NEW DELHI: After weeks of hectic negotiations, members of the G20 finally reached a common language for the Ukraine war on Saturday to avert the ongoing summit ending up without any declaration. The G20 New Delhi Leaders’ Declaration reiterated PM Modi’s suggestion to Russian President Vladimir Putin: This is not an era of war.
The declaration document, accessed by The New Indian, does not condemn Russia for invading Ukraine last year, but underscores that “all states must act in a manner consistent with the Purposes and Principles of the UN Charter in its entirety”.
“We note with deep concern the immense human suffering and the adverse impact of wars and conflicts around the world,” it reads.

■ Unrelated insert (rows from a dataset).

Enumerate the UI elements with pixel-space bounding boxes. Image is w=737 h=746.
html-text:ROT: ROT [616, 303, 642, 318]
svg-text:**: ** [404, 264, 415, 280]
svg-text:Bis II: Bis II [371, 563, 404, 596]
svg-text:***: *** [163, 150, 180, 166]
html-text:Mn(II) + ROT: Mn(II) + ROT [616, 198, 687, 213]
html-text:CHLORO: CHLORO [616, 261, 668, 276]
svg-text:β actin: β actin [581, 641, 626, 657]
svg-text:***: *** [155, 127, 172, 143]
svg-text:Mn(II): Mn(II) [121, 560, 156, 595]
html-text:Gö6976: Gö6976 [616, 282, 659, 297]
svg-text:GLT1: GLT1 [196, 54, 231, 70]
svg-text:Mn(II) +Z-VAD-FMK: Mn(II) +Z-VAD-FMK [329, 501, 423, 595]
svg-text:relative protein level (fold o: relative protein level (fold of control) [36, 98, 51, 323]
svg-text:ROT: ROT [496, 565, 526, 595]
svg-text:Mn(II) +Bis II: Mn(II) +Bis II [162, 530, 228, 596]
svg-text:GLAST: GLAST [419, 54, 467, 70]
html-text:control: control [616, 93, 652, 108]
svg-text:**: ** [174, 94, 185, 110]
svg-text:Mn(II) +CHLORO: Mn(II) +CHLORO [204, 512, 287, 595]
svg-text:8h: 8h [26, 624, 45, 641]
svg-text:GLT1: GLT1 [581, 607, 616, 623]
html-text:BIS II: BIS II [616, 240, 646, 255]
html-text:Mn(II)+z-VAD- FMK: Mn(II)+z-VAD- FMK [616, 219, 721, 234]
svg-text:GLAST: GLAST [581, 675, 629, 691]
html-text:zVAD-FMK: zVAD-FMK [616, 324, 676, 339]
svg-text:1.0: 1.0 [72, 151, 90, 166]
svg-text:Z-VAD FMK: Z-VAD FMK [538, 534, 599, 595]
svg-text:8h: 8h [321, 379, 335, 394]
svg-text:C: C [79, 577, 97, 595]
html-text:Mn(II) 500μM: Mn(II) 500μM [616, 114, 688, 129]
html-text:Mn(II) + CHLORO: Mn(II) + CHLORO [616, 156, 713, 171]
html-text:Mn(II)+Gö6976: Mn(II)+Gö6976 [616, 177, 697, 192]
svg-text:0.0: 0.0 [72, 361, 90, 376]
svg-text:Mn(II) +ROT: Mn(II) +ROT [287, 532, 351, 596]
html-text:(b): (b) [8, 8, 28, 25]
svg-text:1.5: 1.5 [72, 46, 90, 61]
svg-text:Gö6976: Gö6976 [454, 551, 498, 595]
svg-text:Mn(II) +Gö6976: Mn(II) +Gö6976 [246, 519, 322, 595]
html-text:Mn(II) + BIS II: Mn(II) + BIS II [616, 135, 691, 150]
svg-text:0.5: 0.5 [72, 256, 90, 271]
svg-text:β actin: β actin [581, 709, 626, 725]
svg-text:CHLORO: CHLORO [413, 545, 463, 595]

While reiterating their national position, the G20 leaders said, “In line with the UN Charter, all states must refrain from the threat or use of force to seek territorial acquisition against the territorial integrity and sovereignty or political independence of any state.”

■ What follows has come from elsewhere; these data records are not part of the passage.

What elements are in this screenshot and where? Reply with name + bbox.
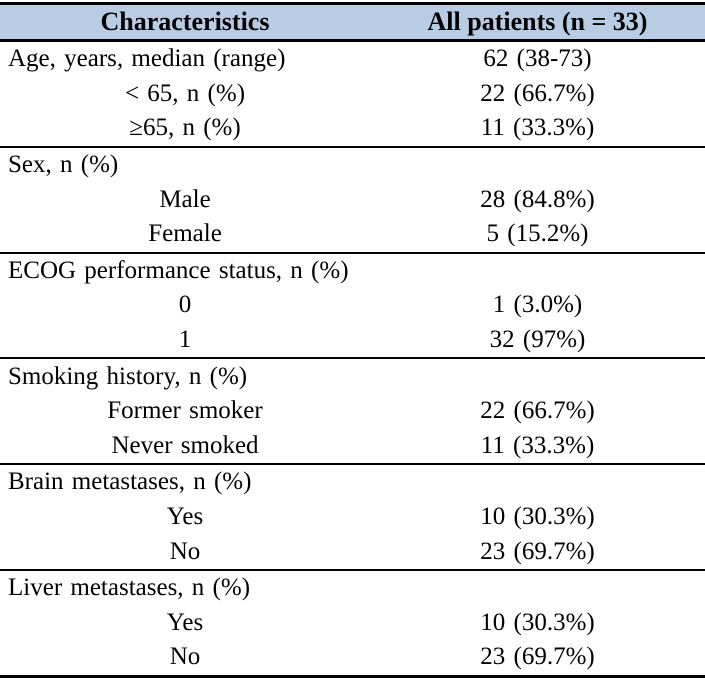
section-liver-metastases: Liver metastases, n (%) Yes 10 (30.3%) N… <box>0 571 705 678</box>
table-row: Brain metastases, n (%) <box>0 465 705 500</box>
row-value: 22 (66.7%) <box>480 397 595 425</box>
table-row: Yes 10 (30.3%) <box>0 500 705 535</box>
row-label: Smoking history, n (%) <box>8 362 248 390</box>
row-value: 1 (3.0%) <box>492 291 583 319</box>
row-label: 0 <box>178 291 192 319</box>
table-row: No 23 (69.7%) <box>0 534 705 569</box>
row-label: Never smoked <box>111 431 259 459</box>
table-row: Male 28 (84.8%) <box>0 182 705 217</box>
table-row: ECOG performance status, n (%) <box>0 254 705 289</box>
table-row: < 65, n (%) 22 (66.7%) <box>0 77 705 112</box>
row-label: Male <box>159 185 211 213</box>
table-header-row: Characteristics All patients (n = 33) <box>0 2 705 42</box>
section-sex: Sex, n (%) Male 28 (84.8%) Female 5 (15.… <box>0 148 705 254</box>
section-age: Age, years, median (range) 62 (38-73) < … <box>0 42 705 148</box>
table-row: Sex, n (%) <box>0 148 705 183</box>
section-ecog: ECOG performance status, n (%) 0 1 (3.0%… <box>0 254 705 360</box>
row-label: < 65, n (%) <box>124 79 246 107</box>
table-row: Female 5 (15.2%) <box>0 217 705 252</box>
row-label: No <box>169 643 201 671</box>
row-label: No <box>169 537 201 565</box>
row-label: ≥65, n (%) <box>129 114 241 142</box>
characteristics-table: Characteristics All patients (n = 33) Ag… <box>0 2 705 678</box>
row-label: Former smoker <box>107 397 263 425</box>
row-label: Female <box>148 220 222 248</box>
row-label: Yes <box>166 608 204 636</box>
row-value: 11 (33.3%) <box>480 431 595 459</box>
section-smoking: Smoking history, n (%) Former smoker 22 … <box>0 359 705 466</box>
table-row: Never smoked 11 (33.3%) <box>0 429 705 464</box>
row-label: Yes <box>166 503 204 531</box>
row-value: 11 (33.3%) <box>480 114 595 142</box>
row-label: Sex, n (%) <box>8 151 119 179</box>
row-label: Liver metastases, n (%) <box>8 574 251 602</box>
table-row: ≥65, n (%) 11 (33.3%) <box>0 111 705 146</box>
table-row: Yes 10 (30.3%) <box>0 606 705 641</box>
table-row: 1 32 (97%) <box>0 323 705 358</box>
row-value: 22 (66.7%) <box>480 79 595 107</box>
row-label: Brain metastases, n (%) <box>8 468 252 496</box>
table-row: Smoking history, n (%) <box>0 359 705 394</box>
table-row: Former smoker 22 (66.7%) <box>0 394 705 429</box>
row-value: 5 (15.2%) <box>486 220 589 248</box>
row-label: ECOG performance status, n (%) <box>8 256 349 284</box>
row-value: 10 (30.3%) <box>480 608 595 636</box>
table-row: No 23 (69.7%) <box>0 640 705 675</box>
section-brain-metastases: Brain metastases, n (%) Yes 10 (30.3%) N… <box>0 465 705 571</box>
row-value: 23 (69.7%) <box>480 643 595 671</box>
row-value: 32 (97%) <box>489 326 586 354</box>
row-value: 28 (84.8%) <box>480 185 595 213</box>
table-row: 0 1 (3.0%) <box>0 288 705 323</box>
row-value: 62 (38-73) <box>483 45 592 73</box>
table-row: Age, years, median (range) 62 (38-73) <box>0 42 705 77</box>
row-value: 10 (30.3%) <box>480 503 595 531</box>
row-value: 23 (69.7%) <box>480 537 595 565</box>
header-characteristics: Characteristics <box>100 7 270 36</box>
table-row: Liver metastases, n (%) <box>0 571 705 606</box>
row-label: 1 <box>178 326 192 354</box>
row-label: Age, years, median (range) <box>8 45 286 73</box>
header-all-patients: All patients (n = 33) <box>427 7 648 36</box>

The G20 leaders, who represent 85 per cent of the global economy, said the use or threat of using “nuclear weapons is inadmissible”.
They agreed that the G20 “is not the platform to resolve geopolitical and security issues” but said that issues posed by the Ukraine-Russia war can have significant consequences for the global economy.

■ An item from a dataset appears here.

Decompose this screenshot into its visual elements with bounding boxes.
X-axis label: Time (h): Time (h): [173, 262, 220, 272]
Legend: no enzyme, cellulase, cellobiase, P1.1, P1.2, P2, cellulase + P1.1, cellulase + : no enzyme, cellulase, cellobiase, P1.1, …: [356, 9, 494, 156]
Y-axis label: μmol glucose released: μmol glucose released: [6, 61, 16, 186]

“We highlighted the human suffering and negative added impacts of the war in Ukraine with regard to global food and energy security, supply chains, macro-financial stability, inflation and growth, which has complicated the policy environment for countries, especially developing and least developed countries which are still recovering from the COVID-19 pandemic and the economic disruption which has derailed progress towards the SDGs,” the document reads.
However, there were different views and assessments with regard to the impact of the Ukraine war.
For the second time, PM Narendra Modi’s suggestion to Russian president Vladimir Putin about the war in the modern world has found mention in the G20 declaration.
“Today’s era must not be of war”, said the Delhi Declaration.
In September last year, PM Modi told his Russian counterpart at the SCO Summit in Samarkand: “This is not an era of war.”
The leaders also called on Russia to revive the Black Sea grain deal, which allowed movement of food grains from the ports of Russia and Ukraine. The deal, brokered by Turkiye and UK, lapsed in June.
“In this context, emphasizing the importance of sustaining food and energy security, we called for the cessation of military destruction or other attacks on relevant infrastructure. We also expressed deep concern about the adverse impact that conflicts have on the security of civilians thereby exacerbating existing socio-economic fragilities and vulnerabilities and hindering an effective humanitarian response.”